On the heat flux related to stretching in the NW-Mediterranean continental margins

Abstract

The surface thermal flux of the continental margins of the northwestern Mediterranean Sea is interpreted on the basis of a 1-D instantaneous pure shear stretching model of the lithosphere in terms of three components: the background heat flowing out from the asthenosphere (38 mW m−2), the transient contribution depending on the rift age and extension amount (35 mW m−2 at the most), and the contribution due to the radiogenic elements of the lithosphere.

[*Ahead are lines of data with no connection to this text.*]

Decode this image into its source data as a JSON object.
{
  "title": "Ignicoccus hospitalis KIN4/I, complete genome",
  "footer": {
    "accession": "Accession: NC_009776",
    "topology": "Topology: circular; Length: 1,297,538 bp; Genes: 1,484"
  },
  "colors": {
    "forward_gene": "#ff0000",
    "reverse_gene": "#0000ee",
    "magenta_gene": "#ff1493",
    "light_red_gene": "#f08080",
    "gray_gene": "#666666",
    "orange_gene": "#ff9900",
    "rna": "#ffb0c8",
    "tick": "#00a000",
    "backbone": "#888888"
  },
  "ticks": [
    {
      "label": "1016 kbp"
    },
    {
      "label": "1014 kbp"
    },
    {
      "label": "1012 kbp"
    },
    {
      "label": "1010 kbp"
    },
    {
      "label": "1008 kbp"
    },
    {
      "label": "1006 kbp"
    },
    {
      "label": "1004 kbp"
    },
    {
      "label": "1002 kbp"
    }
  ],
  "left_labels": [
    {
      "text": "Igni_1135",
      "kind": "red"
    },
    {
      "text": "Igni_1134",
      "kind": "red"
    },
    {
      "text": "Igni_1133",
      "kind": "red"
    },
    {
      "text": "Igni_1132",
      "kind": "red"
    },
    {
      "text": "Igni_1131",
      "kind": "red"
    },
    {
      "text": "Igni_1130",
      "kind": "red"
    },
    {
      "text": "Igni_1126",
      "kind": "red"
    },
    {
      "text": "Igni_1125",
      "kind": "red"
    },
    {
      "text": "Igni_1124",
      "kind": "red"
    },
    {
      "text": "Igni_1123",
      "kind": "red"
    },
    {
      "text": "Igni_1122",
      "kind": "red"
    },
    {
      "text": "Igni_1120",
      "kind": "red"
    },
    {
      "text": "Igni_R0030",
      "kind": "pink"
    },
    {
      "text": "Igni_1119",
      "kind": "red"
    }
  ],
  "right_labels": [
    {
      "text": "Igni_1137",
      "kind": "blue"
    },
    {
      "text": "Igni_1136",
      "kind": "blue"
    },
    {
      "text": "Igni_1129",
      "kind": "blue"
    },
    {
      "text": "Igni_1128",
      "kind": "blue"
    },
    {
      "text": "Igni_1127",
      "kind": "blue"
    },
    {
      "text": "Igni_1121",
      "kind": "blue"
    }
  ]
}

The radiogenic component is estimated at the continental margins of the Ligurian-Provencal basin and Valencia trough, and in the surrounding mainland areas by means of available data of surface heat generation from Variscan Corsica, Maures-Esterel and the Central Massif along with a geophysical-petrological relationship between heat production and seismic velocity. The lithosphere radiogenic heat contribution ql decreases with the thinning factor β according to the exponential law: ql(β) = a exp(-bβ), in which factor b is greater for that part of the lithosphere below the uppermost 10 km. Considering also the heat generated by radioactive isotopes in sediments, the stable Variscan lithosphere produces an average thermal flux of 30 mW m−2 which decreases by about one half where the lithosphere is thinned by one third. Although the surface heat generation is 2·1 − 3·3 µW m−3 in the Maures-Esterel massif — excepting small outcrops of dioritic rocks with lower heat production — and 1·8 µW m−3 for most of Corsica, the radiogenic heating within the lithosphere for such areas is nearly the same and does not explain the higher heat flux of the Corsica margin. This asymmetric thermal pattern with surface heat flux which is 10 − 15 mW m−2 higher than predictions is probably of upper mantle origin, or can be ascribed to penetrative magmatism.